Questions 8 and 9.  The Red Sox are commissioning a study to help them understand how traffic to home games at Fenway Park will be impacted by the BU Bridge construction project will impact the way fans arrive to games.  After speaking with 925 fans, they found that 400 of them never drive to games.  100 of the fans said, “I never drive, and I never take the T.”   150 fans said, “Sometimes I take the T, and sometimes I drive...it just depends on how I feel that day.”

8.  Given that a Red Sox fan never takes the T to the games, what is the chance that he never drives to the games?

9.   Given that a Red Sox fan sometimes drives to games, what is the chance that he never takes the T to games?

10.   Mary and Tim each review six famous novels,  and give those novels scores from 1 to 10, with 10 being the best and 1 being the worst.   In order, the novels are:   The Grapes of Wrath, The Sun Also Rises, The Sound and the Fury, Native Son, Midnight’s Children, and Robinson Crusoe.  Their scores are listed below:

Mary:  (10, 8, 9, 6, 7, 3)

Tim:    (5, 7, 8, 6, 7, 5)

What is the Euclidean distance between Mary and Tim?

11.  Which of the following is a distance metric that should not be used when your data consists of continuous numeric variables?

a.    correlation distance.

b.   Euclidean distance.

c.    covariance distance.

d.   hamming distance.

12.   Imagine  that  the proportion  of all e-mails in our training data that are spam is .62, and the proportion  of e-mails that are ham is  .38.   An  e-mail  comes through  our  Bayesian filter and it contains only two words: “lucrative lottery.”  From our training data, we know the probabilities that each of these words would appear in either type of e-mail.  The probabilities are shown below:

	SPAM	HAM
lucrative	.05	.01
lottery	.15	.03

Using a naive bayes methodology, what is the probability that this e-mail is spam?

13.  We have a data set in front of us, and all of its variables are numerical.   Is it possible to build a naive bayes model with this dataset?

a.   Yes, it is possible.   But to avoid the risk of overfitting, we have to ensure that the numerical predictors that we’ll use as inputs are likely to appear in both our training and validation sets.

b.   No, it is not possible.  We should use a different algorithm instead, such as k-nn.

c.   No, it is not possible.  We can, however, attempt to estimate the probabilities using a different technique, and then rebuild the model.

d.  Yes, it is possible.   But first, we must convert all of the variables into categorical ones, after binning them into particular groups.
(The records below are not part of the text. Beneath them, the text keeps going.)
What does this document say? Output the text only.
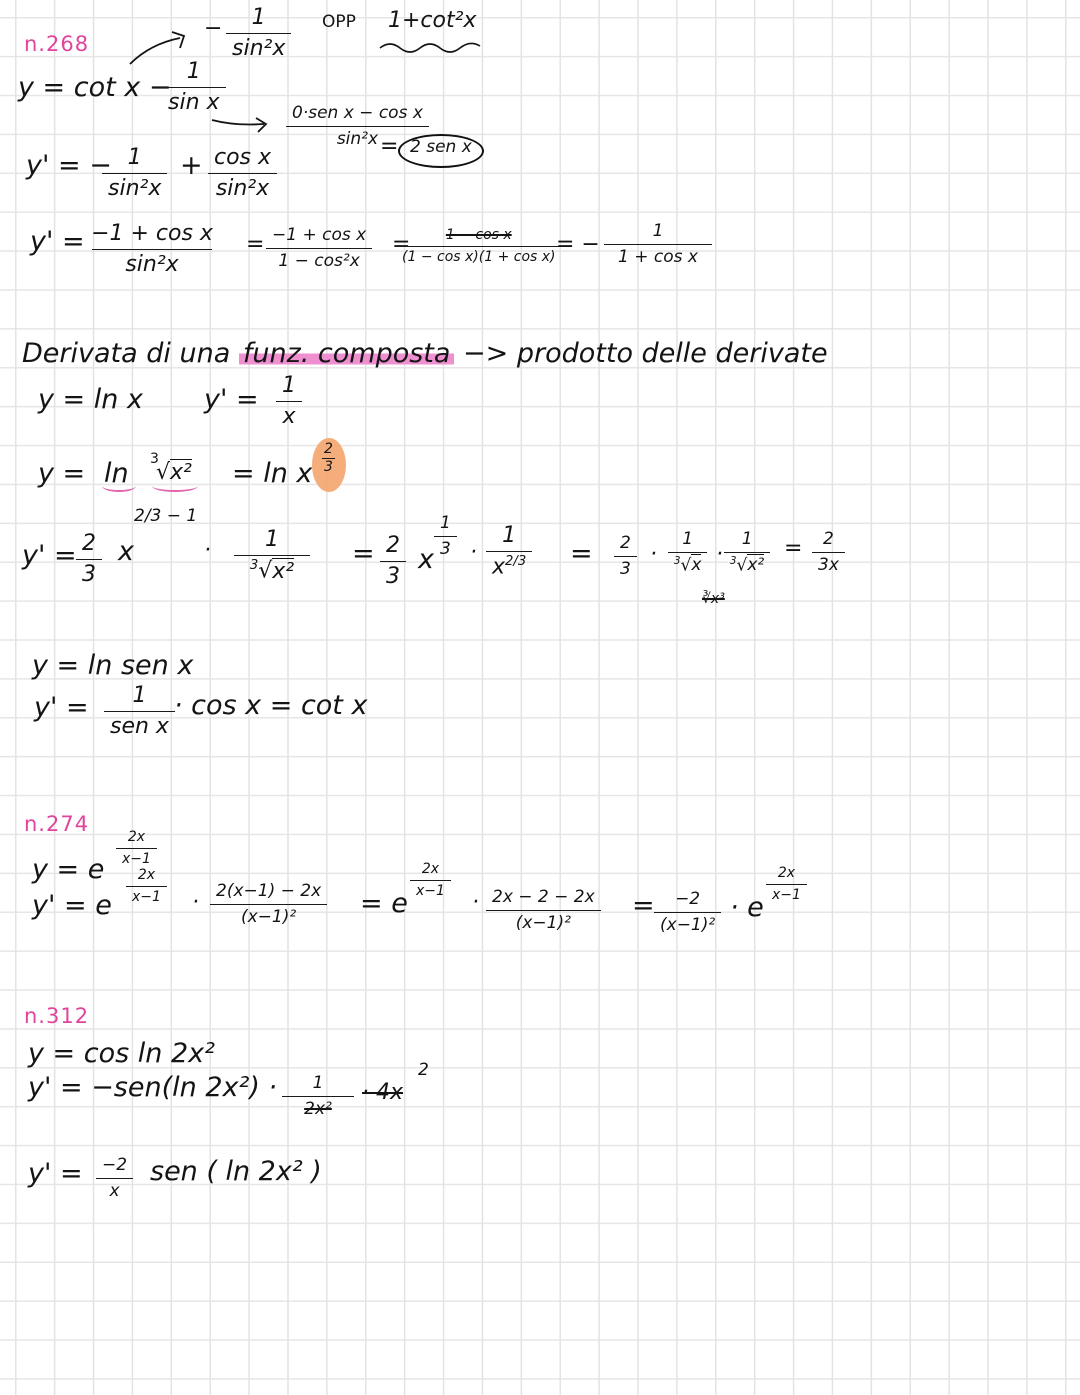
n.268
y = cot x −
1
sin x
− 1
sin²x
OPP 1+cot²x
0·sen x − cos x
sin²x = 2 sen x
y' = − 1
sin²x
+ cos x
sin²x
y' = −1 + cos x
sin²x
= −1 + cos x
1 − cos²x
=	1 − cos x
(1 − cos x)(1 + cos x)
= −
1
1 + cos x
Derivata di una funz. composta −> prodotto delle derivate
y = ln x y' = 1
x
y = ln 3
√x² = ln x
2
3
y' = 2
3
x
2/3 − 1
· 1
$^3$√x²
= 2
3
x
1
3 ·
1
$x^{2/3}$ =	2
3
·
1
$^3$√x ·
1
$^3$√x²
∛x³
=	2
3x
y = ln sen x
y' = 1
sen x
· cos x = cot x
n.274
y = e
2x
x−1
y' = e
2x
x−1 ·	2(x−1) − 2x
(x−1)² = e
2x
x−1 · 2x − 2 − 2x
(x−1)²
=	−2
(x−1)²
· e
2x
x−1
n.312
y = cos ln 2x²
y' = −sen(ln 2x²) ·	1
2x²
· 4x
2
y' =	−2
x
sen ( ln 2x² )
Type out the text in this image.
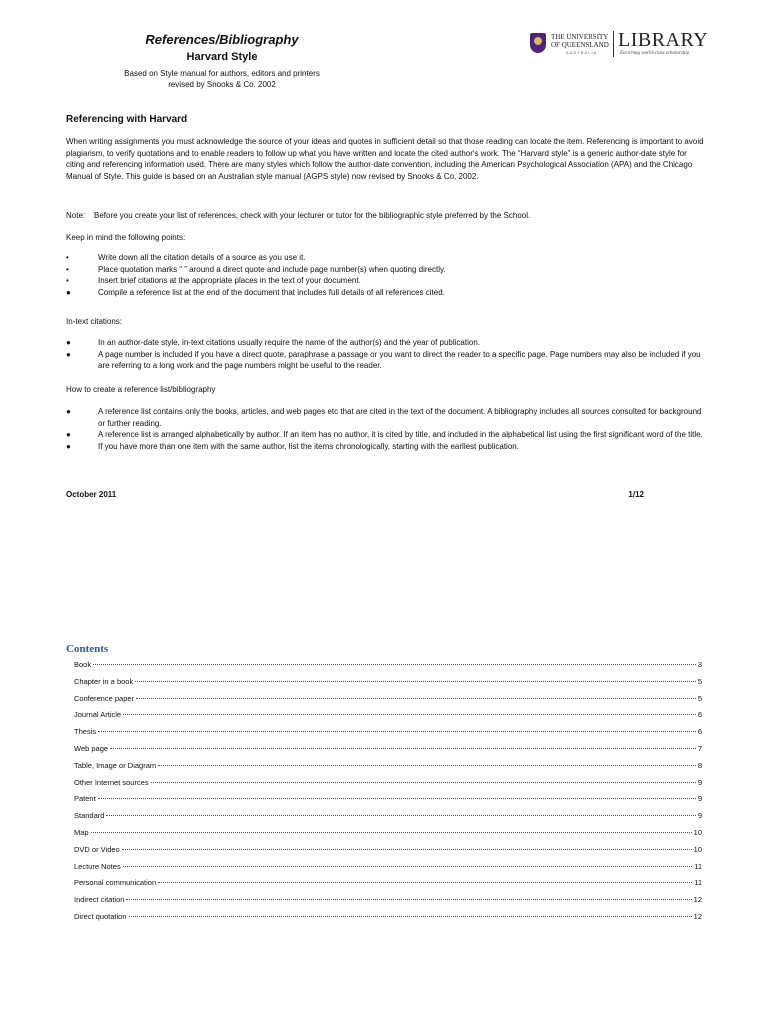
References/Bibliography
Harvard Style
Based on Style manual for authors, editors and printers
revised by Snooks & Co. 2002
THE UNIVERSITY
OF QUEENSLAND
AUSTRALIA
LIBRARY
Enriching world-class scholarship
Referencing with Harvard
When writing assignments you must acknowledge the source of your ideas and quotes in sufficient detail so that those reading can locate the item. Referencing is important to avoid plagiarism, to verify quotations and to enable readers to follow up what you have written and locate the cited author's work. The “Harvard style” is a generic author-date style for citing and referencing information used. There are many styles which follow the author-date convention, including the American Psychological Association (APA) and the Chicago Manual of Style. This guide is based on an Australian style manual (AGPS style) now revised by Snooks & Co, 2002.
Note:    Before you create your list of references, check with your lecturer or tutor for the bibliographic style preferred by the School.
Keep in mind the following points:
•	Write down all the citation details of a source as you use it.
•	Place quotation marks “ ” around a direct quote and include page number(s) when quoting directly.
•	Insert brief citations at the appropriate places in the text of your document.
●	Compile a reference list at the end of the document that includes full details of all references cited.
In-text citations:
●	In an author-date style, in-text citations usually require the name of the author(s) and the year of publication.
●	A page number is included if you have a direct quote, paraphrase a passage or you want to direct the reader to a specific page. Page numbers may also be included if you are referring to a long work and the page numbers might be useful to the reader.
How to create a reference list/bibliography
●	A reference list contains only the books, articles, and web pages etc that are cited in the text of the document. A bibliography includes all sources consulted for background or further reading.
●	A reference list is arranged alphabetically by author. If an item has no author, it is cited by title, and included in the alphabetical list using the first significant word of the title.
●	If you have more than one item with the same author, list the items chronologically, starting with the earliest publication.
October 2011	1/12
Contents
Book	3
Chapter in a book	5
Conference paper	5
Journal Article	6
Thesis	6
Web page	7
Table, Image or Diagram	8
Other Internet sources	9
Patent	9
Standard	9
Map	10
DVD or Video	10
Lecture Notes	11
Personal communication	11
Indirect citation	12
Direct quotation	12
14.  Based on the information in our database about interests, habits, and tastes, Janet is very similar to  Carla.       Therefore,  since  Janet  gave  a  favorable  rating  to  the  movie  “Skyscraper”  we  will recommend it to Carla, too.

a.    Content-based filtering.

b.   User-based collaborative filtering.

c.    Item-based collaborative filtering.

d.   Association rules.

15.  Why  would  a  classification  tree  in  which  the  terminal  nodes  (leaf nodes) were  completely homogeneous not necessarily be a great model?

a.   Even though this tree model might have perfectly classified the data that was used to build it, but we don’t know how this model would perform. with new data.

b.   Such a tree would not be able to perform well if the training data used to create it had included outliers.

c.   This tree would not be able to avoid the use of cross-validated data.

d.   With  a tree  such as as this, the confusion matrix would reveal splits that did not originally occur in the model.